Using the name of such a man in this retelling is bad enough, but given how radically the film rearranges the timeline of his life, the argument could be made that Jackman’s lead bears resemblance in name alone. But the character who appears in the film is little better. In his origin story, a cloaked figure with a facial disfigurement offers an adolescent Barnum a small gesture of kindness in his darkest hour. Rather than learning that a physical condition is not the measure of the person as the scene implies, this exchange somehow inspires the man to audition similarly afflicted outsiders and put them on stage for their open humiliation, from which he makes a quick buck before leaving them to it to swoon over the Royal Family. Worse, the film itself uses the image of the man’s facial deformity as a quick emotional wringer, before moving swiftly back to the Beautiful People. The mechanics work in a way similar to the punchline of a joke.

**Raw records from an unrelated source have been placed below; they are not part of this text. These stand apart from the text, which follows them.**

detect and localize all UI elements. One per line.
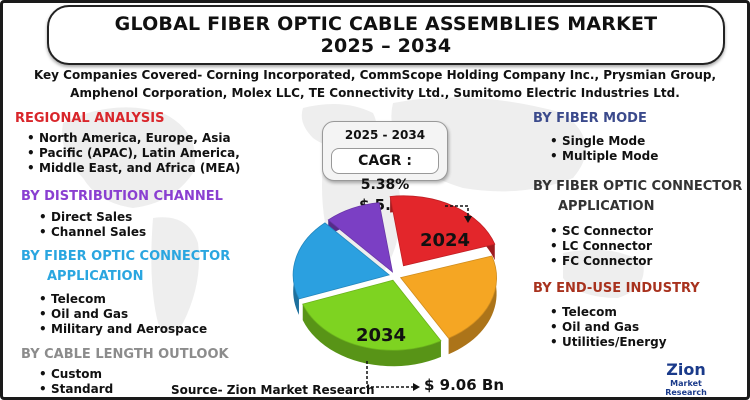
slice-green: [302, 279, 442, 351]
title-line-2: 2025 – 2034: [320, 35, 452, 57]
key-companies-line-2: Amphenol Corporation, Molex LLC, TE Conn…: [70, 86, 680, 100]
source-note: Source- Zion Market Research: [171, 383, 375, 397]
key-companies-line-1: Key Companies Covered- Corning Incorpora…: [33, 68, 717, 82]
regional-analysis-title: REGIONAL ANALYSIS: [15, 111, 165, 126]
slice-green-side: [302, 304, 441, 367]
list-item: Multiple Mode: [548, 149, 658, 164]
slice-orange-side: [448, 255, 497, 355]
regional-analysis-list: North America, Europe, Asia Pacific (APA…: [25, 131, 240, 176]
list-item: Military and Aerospace: [37, 322, 207, 337]
list-item: LC Connector: [548, 239, 653, 254]
value-label-2034: $ 9.06 Bn: [424, 376, 505, 394]
slice-label-2024: 2024: [420, 230, 470, 251]
slice-purple: [327, 202, 394, 273]
fiber-mode-list: Single Mode Multiple Mode: [548, 134, 658, 164]
right-connector-title-1: BY FIBER OPTIC CONNECTOR: [533, 179, 743, 194]
end-use-title: BY END-USE INDUSTRY: [533, 281, 700, 296]
list-item: SC Connector: [548, 224, 653, 239]
cagr-years: 2025 - 2034: [344, 128, 426, 142]
end-use-list: Telecom Oil and Gas Utilities/Energy: [548, 305, 667, 350]
zion-logo: Zion Market Research: [653, 360, 719, 398]
title-box: GLOBAL FIBER OPTIC CABLE ASSEMBLIES MARK…: [47, 5, 725, 65]
list-item: Telecom: [548, 305, 667, 320]
list-item-continuation: Pacific (APAC), Latin America,: [39, 146, 240, 160]
list-item: Oil and Gas: [548, 320, 667, 335]
left-connector-title-1: BY FIBER OPTIC CONNECTOR: [21, 249, 231, 264]
list-item: Pacific (APAC), Latin America,: [25, 146, 240, 161]
list-item: Middle East, and Africa (MEA): [25, 161, 240, 176]
logo-name: Zion: [666, 360, 706, 379]
list-item: North America, Europe, Asia: [25, 131, 240, 146]
fiber-mode-title: BY FIBER MODE: [533, 111, 647, 126]
key-companies: Key Companies Covered- Corning Incorpora…: [3, 66, 747, 102]
list-item: Utilities/Energy: [548, 335, 667, 350]
list-item: Single Mode: [548, 134, 658, 149]
list-item: Direct Sales: [37, 210, 146, 225]
logo-subtitle: Market Research: [665, 379, 707, 397]
right-connector-list: SC Connector LC Connector FC Connector: [548, 224, 653, 269]
list-item: Custom: [37, 367, 113, 382]
list-item: Oil and Gas: [37, 307, 207, 322]
list-item-continuation: Middle East, and Africa (MEA): [39, 161, 241, 175]
slice-orange: [399, 255, 497, 339]
left-connector-title-2: APPLICATION: [47, 269, 144, 284]
cable-length-list: Custom Standard: [37, 367, 113, 397]
slice-label-2034: 2034: [356, 325, 406, 346]
right-connector-title-2: APPLICATION: [558, 199, 655, 214]
pie-chart: 2024 2034: [292, 195, 497, 367]
cable-length-title: BY CABLE LENGTH OUTLOOK: [21, 347, 229, 362]
distribution-channel-list: Direct Sales Channel Sales: [37, 210, 146, 240]
title-line-1: GLOBAL FIBER OPTIC CABLE ASSEMBLIES MARK…: [114, 13, 658, 35]
left-connector-list: Telecom Oil and Gas Military and Aerospa…: [37, 292, 207, 337]
list-item: FC Connector: [548, 254, 653, 269]
distribution-channel-title: BY DISTRIBUTION CHANNEL: [21, 189, 223, 204]
cagr-box: 2025 - 2034 CAGR : 5.38%: [322, 121, 448, 193]
cagr-value: CAGR : 5.38%: [331, 148, 439, 193]
pie-slices: [292, 195, 497, 367]
list-item: Channel Sales: [37, 225, 146, 240]
list-item: Standard: [37, 382, 113, 397]
slice-blue: [292, 222, 391, 300]
list-item: Telecom: [37, 292, 207, 307]
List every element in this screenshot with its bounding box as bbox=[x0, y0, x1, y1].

The film flirts with the true nature of Barnum’s business venture, but wrings far more horror out of the moment he almost kisses another woman than his life-long exploitation of some of society’s most vulnerable individuals, and gives him a jubilant redemption when he learns his lesson and finally splits some of his earnings… with the exquisitely handsome Zac Efron! The script’s portrayal of PT Barnum as a loveable dreamer – endowing him with glitz and musical numbers – is bewildering, and a betrayal of the individuals who are forced to the fringes of society everyday through no choice of their own, whose lives are used as nothing but a dramatic device here.
The Greatest Showman is a film which debases itself with contradictions throughout: art for those who defy social norms, shot like a Justin Timberlake music video and fronted by two of the most handsome men in Hollywood. It’s a defiant stand in the name of the vulnerable and dispossessed which is too tepid to cast any of them in the actual film, with one of their greatest abusers as the lead character. Who will 20th Century Fox choice for their next cash cow? A Mussolini musical: The Greatest Strongman…?
The Greatest Showman is a certified *Must Avoid*, and surely one of the most tasteless films released in recent memory.